The DES client believes it’s a two-fold problem: Caseworkers have so many clients that they’re required to give each individual the bare minimum – meetings usually last an hour, tops – and the stressful environment, or internal bureaucracy that reshuffles cases, pushes them out of the job, leading a new caseworker to step in where the former left off.
“They don’t have enough people,” Corn said. “I heard people have between 65 and 70 cases. If you do a meeting every 90 days for all cases…” He didn't finish typing, but instead looked up, threw the hand he used to type words into the air, his blue eyes brimming with frustration. His four dogs, racing around his feet in the modest, yellow kitchen, filled the silence with their barking, their paws pitter-pattering against the linoleum tile.
Disability caseworkers employed by the state are required by AHCCCS medical policy to have no more than 40 clients at a time. But recent reports to New Times from over a dozen caseworkers employed within the DDD and advocates who partner with individuals with developmental disabilities, as well as a pending lawsuit against the state, suggest that they’re often assigned far more than that – with some caseworkers servicing as many as 120 people in their caseload. Many caseworkers said the stress of the amount of work they’re being asked to do, and the feeling they’re not able to adequately care for vulnerable clients, has made the job unsustainable.
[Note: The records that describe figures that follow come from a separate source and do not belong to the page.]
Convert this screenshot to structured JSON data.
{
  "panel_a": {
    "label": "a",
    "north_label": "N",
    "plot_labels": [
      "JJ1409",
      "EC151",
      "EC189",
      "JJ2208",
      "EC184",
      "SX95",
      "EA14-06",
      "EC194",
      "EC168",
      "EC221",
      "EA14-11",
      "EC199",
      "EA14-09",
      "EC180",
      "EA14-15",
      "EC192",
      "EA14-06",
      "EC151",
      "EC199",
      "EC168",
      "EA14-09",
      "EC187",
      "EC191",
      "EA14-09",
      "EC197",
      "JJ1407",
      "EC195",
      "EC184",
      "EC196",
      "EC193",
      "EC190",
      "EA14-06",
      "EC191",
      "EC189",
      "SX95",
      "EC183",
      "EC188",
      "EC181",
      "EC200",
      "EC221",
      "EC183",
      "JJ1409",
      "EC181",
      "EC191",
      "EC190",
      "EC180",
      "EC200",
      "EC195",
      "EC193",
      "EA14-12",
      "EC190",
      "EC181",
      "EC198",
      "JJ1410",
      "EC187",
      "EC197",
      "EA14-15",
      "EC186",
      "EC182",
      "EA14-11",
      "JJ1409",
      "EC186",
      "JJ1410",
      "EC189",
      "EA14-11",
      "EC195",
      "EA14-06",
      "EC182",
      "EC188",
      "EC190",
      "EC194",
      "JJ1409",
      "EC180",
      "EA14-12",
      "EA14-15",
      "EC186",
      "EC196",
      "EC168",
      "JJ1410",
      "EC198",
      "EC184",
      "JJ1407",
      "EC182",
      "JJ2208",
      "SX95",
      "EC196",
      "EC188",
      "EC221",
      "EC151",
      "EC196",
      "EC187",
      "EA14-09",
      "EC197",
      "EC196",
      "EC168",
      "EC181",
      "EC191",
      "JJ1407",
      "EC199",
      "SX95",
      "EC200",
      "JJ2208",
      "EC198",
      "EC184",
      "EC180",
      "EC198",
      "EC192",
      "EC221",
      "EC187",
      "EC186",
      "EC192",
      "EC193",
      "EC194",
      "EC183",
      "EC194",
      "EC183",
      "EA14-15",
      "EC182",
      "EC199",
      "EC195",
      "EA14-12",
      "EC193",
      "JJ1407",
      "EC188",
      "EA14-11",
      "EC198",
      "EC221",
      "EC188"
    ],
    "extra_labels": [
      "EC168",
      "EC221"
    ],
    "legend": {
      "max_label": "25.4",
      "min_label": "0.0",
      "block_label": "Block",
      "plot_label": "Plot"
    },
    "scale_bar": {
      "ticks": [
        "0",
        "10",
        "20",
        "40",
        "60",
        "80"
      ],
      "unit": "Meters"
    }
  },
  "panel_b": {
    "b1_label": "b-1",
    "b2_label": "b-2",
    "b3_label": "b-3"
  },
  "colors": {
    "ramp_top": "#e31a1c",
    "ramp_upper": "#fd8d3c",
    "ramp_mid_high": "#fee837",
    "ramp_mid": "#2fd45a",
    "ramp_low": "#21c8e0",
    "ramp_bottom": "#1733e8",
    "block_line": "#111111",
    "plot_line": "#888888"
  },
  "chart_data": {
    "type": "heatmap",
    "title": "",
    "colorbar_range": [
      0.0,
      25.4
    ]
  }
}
The DES does not track retention rates of hourly caseworkers employed at the DDD. But records obtained by a Freedom of Information Act request show that of the caseworkers currently employed at the division, around 70 percent have been working there for four years or less. A third of these have been employed for less than a year.
“The turnover rate is just abysmal,” said Jon Meyers, executive director of the nonprofit Arc of Arizona. He believes the high caseworker attrition stems from a lack of consistency in DES leadership over the past few years.
“I’ve been in this role for six years, and in that time, they just hired a fifth DDD assistant director, and we’re going on our fourth DES director,” Meyers said, referring to former DES director Michael Trailor, who announced his resignation from the role last month with little explanation. “There’s no way to ensure a consistent culture, no one to establish a consistent message on the need for DES funding to our Legislature, or to ensure that support coordinators are kept around.”
“It’s a self-defeating system,” Meyers said.
And at the center of it, as if in the eye of a burgeoning hurricane, are people like Hayden Corn.
“Let’s say my communication device breaks. I have to call my caseworker,” Corn said. “If she doesn’t get back to me for a week, how can I talk?
“Think about the disabled people that doesn’t know what is going on.” He points at himself, and then hits the table with his fist. “If I am being walked on, just think what they are doing?”
Brett Bezio, deputy press secretary for DES, told New Times that the agency is "continuously improving its processes to support its employees."
"The retention rates of support coordinators are a target area for improvement for the [DDD] to ensure the quality of care for our members and their families," Bezio said. "Several positions have been added to DDD this year to provide better onboarding and training for support coordinators and improve retention rates."